Александр Федута — политзаключенный, который сидел в одной камере c анархистом Игорем Олиневичем в CИЗО КГБ. Cам Федута уже приговорен к 2 годам условно за организацию массовых беспорядков 19 декабря.
Я сидел в одной камере с Игорем Олиневичем. После того, как нас осталось пятеро (в четырехместной камере), я был там самым старым. Мне — 46, следующему за мной, Кириллу И. — 29 лет. На тумбочке лежали “Сто лет одиночества” и “Жизнь и судьба”.
До меня в этой же камере был Лебедько.
Игорь был убежденным анархистом. Мы спорили с ним до хрипоты.

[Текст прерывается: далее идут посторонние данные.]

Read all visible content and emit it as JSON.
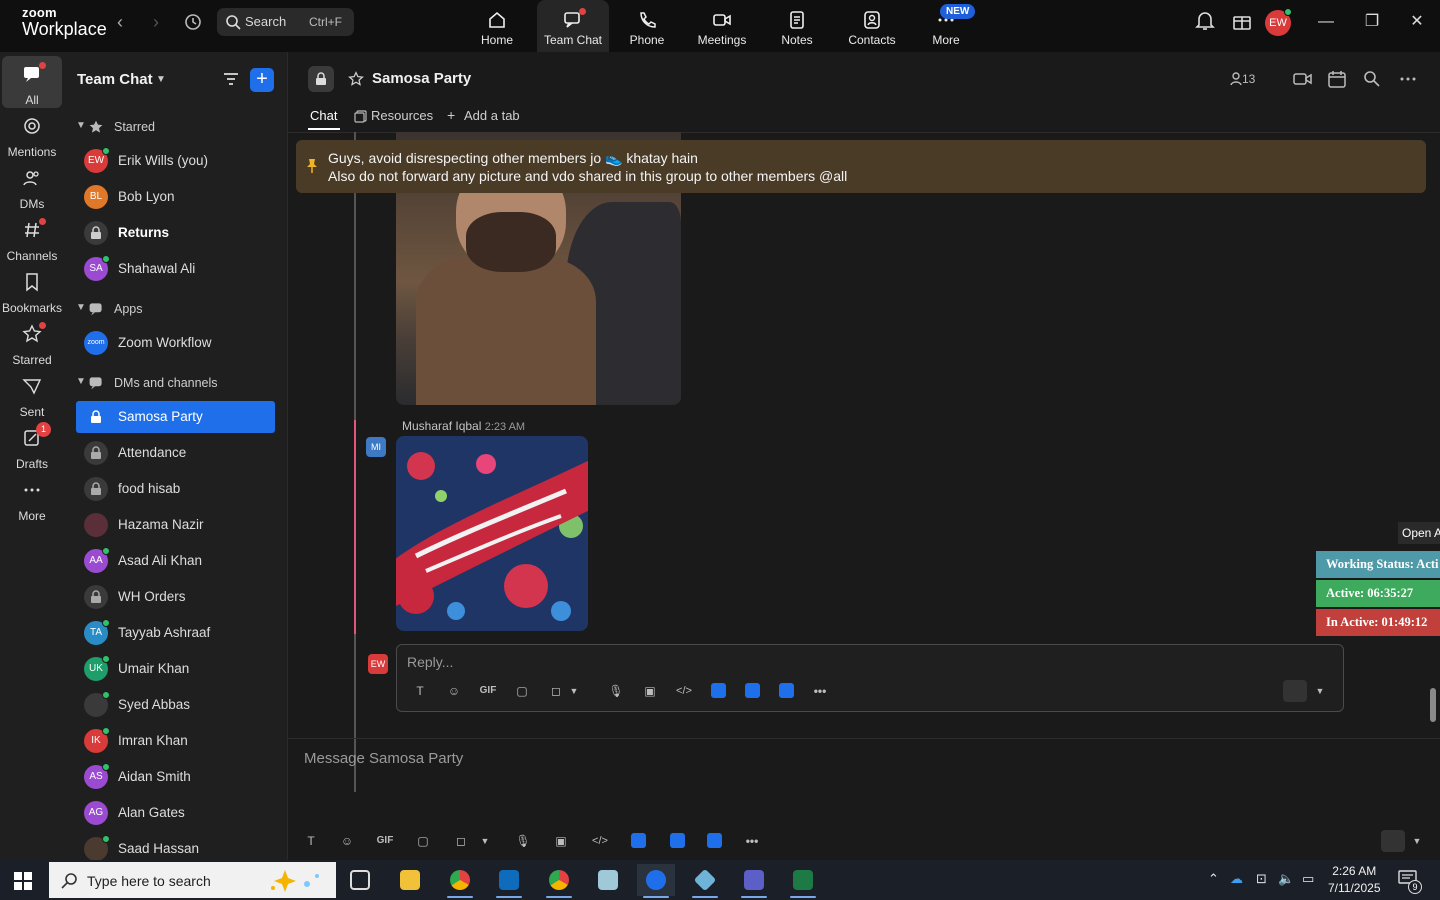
{
  "titlebar": {
    "logo_top": "zoom",
    "logo_bottom": "Workplace",
    "search_label": "Search",
    "search_shortcut": "Ctrl+F",
    "nav": [
      {
        "label": "Home",
        "icon": "home-icon"
      },
      {
        "label": "Team Chat",
        "icon": "chat-icon"
      },
      {
        "label": "Phone",
        "icon": "phone-icon"
      },
      {
        "label": "Meetings",
        "icon": "video-icon"
      },
      {
        "label": "Notes",
        "icon": "notes-icon"
      },
      {
        "label": "Contacts",
        "icon": "contacts-icon"
      },
      {
        "label": "More",
        "icon": "more-icon"
      }
    ],
    "new_badge": "NEW",
    "user_initials": "EW"
  },
  "rail": {
    "items": [
      {
        "label": "All"
      },
      {
        "label": "Mentions"
      },
      {
        "label": "DMs"
      },
      {
        "label": "Channels"
      },
      {
        "label": "Bookmarks"
      },
      {
        "label": "Starred"
      },
      {
        "label": "Sent"
      },
      {
        "label": "Drafts",
        "badge": "1"
      },
      {
        "label": "More"
      }
    ]
  },
  "sidebar": {
    "title": "Team Chat",
    "sections": {
      "starred": "Starred",
      "apps": "Apps",
      "dms": "DMs and channels"
    },
    "starred": [
      {
        "name": "Erik Wills (you)",
        "initials": "EW",
        "color": "#d93a3a"
      },
      {
        "name": "Bob Lyon",
        "initials": "BL",
        "color": "#e0782a"
      },
      {
        "name": "Returns",
        "lock": true
      },
      {
        "name": "Shahawal Ali",
        "initials": "SA",
        "color": "#9b4bd1"
      }
    ],
    "apps": [
      {
        "name": "Zoom Workflow",
        "initials": "zoom",
        "color": "#1f6feb"
      }
    ],
    "dms": [
      {
        "name": "Samosa Party",
        "lock": true,
        "selected": true
      },
      {
        "name": "Attendance",
        "lock": true
      },
      {
        "name": "food hisab",
        "lock": true
      },
      {
        "name": "Hazama Nazir",
        "initials": "",
        "color": "#5a2f3a"
      },
      {
        "name": "Asad Ali Khan",
        "initials": "AA",
        "color": "#9b4bd1"
      },
      {
        "name": "WH Orders",
        "lock": true
      },
      {
        "name": "Tayyab Ashraaf",
        "initials": "TA",
        "color": "#2a8cc7"
      },
      {
        "name": "Umair Khan",
        "initials": "UK",
        "color": "#1f9e6b"
      },
      {
        "name": "Syed Abbas",
        "initials": "",
        "color": "#3a3a3a"
      },
      {
        "name": "Imran Khan",
        "initials": "IK",
        "color": "#d93a3a"
      },
      {
        "name": "Aidan Smith",
        "initials": "AS",
        "color": "#9b4bd1"
      },
      {
        "name": "Alan Gates",
        "initials": "AG",
        "color": "#9b4bd1"
      },
      {
        "name": "Saad Hassan",
        "initials": "",
        "color": "#4a3a30"
      }
    ]
  },
  "channel": {
    "title": "Samosa Party",
    "members": "13",
    "tabs": [
      "Chat",
      "Resources",
      "Add a tab"
    ],
    "pinned_line1": "Guys, avoid disrespecting other members jo 👟 khatay hain",
    "pinned_line2": "Also do not forward any picture and vdo shared in this group to other members @all",
    "message_sender": "Musharaf Iqbal",
    "message_time": "2:23 AM",
    "sender_initials": "MI",
    "reply_initials": "EW",
    "reply_placeholder": "Reply...",
    "compose_placeholder": "Message Samosa Party",
    "gif_label": "GIF"
  },
  "overlay": {
    "open_label": "Open A",
    "working_status": "Working Status: Acti",
    "active": "Active: 06:35:27",
    "inactive": "In Active: 01:49:12"
  },
  "taskbar": {
    "search_placeholder": "Type here to search",
    "time": "2:26 AM",
    "date": "7/11/2025",
    "notifications": "9"
  }
}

– Вы, Александр, — просто какой-то марксист! — сердился Игорь. “Марксист” было для него ругательством. Сам он читал Кропоткина и Бакунина, был убежден в том, что государство должно не отмереть со временем, а рухнуть. И что настоящие революционеры — не те, кто пытается модернизировать государство, а те, кто хочет взорвать его. Сейчас, немедленно, не дожидаясь завтрашнего дня — взорвать!
Высокий, лобастый, он был инженером на “Интеграле”. Ему светила карьера — как всякому профессиональному и умному человеку на предприятии, где властвует иерархия. Хотел бы — и, не сомневаюсь, карьеры добился бы. А Игорь вместо этого участвовал в ролевых играх, о которых взахлеб рассказывал сокамерникам, штудировал классиков анархистской мысли.

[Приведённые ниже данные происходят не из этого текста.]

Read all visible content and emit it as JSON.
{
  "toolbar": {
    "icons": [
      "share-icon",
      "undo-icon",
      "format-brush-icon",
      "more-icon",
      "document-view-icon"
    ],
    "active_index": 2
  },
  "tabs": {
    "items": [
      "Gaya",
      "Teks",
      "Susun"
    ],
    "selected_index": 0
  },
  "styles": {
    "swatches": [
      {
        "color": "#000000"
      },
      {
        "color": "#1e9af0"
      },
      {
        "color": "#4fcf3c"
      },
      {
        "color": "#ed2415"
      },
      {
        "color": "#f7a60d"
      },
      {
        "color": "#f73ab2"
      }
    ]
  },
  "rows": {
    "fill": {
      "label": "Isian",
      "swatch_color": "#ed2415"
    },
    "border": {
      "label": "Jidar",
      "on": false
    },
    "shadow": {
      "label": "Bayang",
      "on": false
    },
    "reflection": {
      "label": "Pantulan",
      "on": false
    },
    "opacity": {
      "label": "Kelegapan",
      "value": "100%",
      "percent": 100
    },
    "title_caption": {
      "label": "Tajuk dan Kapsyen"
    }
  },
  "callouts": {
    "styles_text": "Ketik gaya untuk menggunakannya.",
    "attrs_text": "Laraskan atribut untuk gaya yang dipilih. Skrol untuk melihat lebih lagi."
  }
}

Его выдала Россия. Он сидел в Москве, в кафе, ждал приятеля. А приятель все не шел и не шел. И Игорь, забыв осторожность, позвонил ему. И увидел, как на противоположной стороне дороги двое с одинаково стертыми лицами, в одежде, которая не мешала им бить и вязать, направились к кафе. “Это за мной,” — подумал Игорь. Он вообще, как мне кажется, редко ошибался, оценивая отношения государства и индивидуума…
Ему не предъявили никакого ордера. Скрутили, усадили в машину и весь путь от Москвы до Минска держали в наручниках. День его задержания потом не будет фигурировать ни в каких документах — так, во всяком случае, говорил он мне.
– Вы звали людей на Площадь? А что Вы с ними собирались там делать, Александр? — иронизировал этот наголо бритый парень с маленькой полоской волос на затылке — эдакий рудимент “ирокеза”. — Что? Песню об орленке петь? На Площадь нужно звать тогда, когда ты готов к штурму. А Вы — стоять! Мирная акция! Дурь всё это, дурь. Мирной акции быть не может. К штурму власти нужно готовиться.
Вот за эту готовность к штурму мальчишек-анархистов и судили. Нашим, с площади, дали страшные сроки. А этим — и того больше.
Если правозащитные организации не причислят анархистов к узникам совести, а интерпретируют их поступки как хулиганство — значит, они встали на сторону белорусского суда. Суда неправедного, в чем я убежден.
P.S. Стужкофрэнды, вы меня убедили. Речь должна идти не об узниках совести, а о политических заключенных.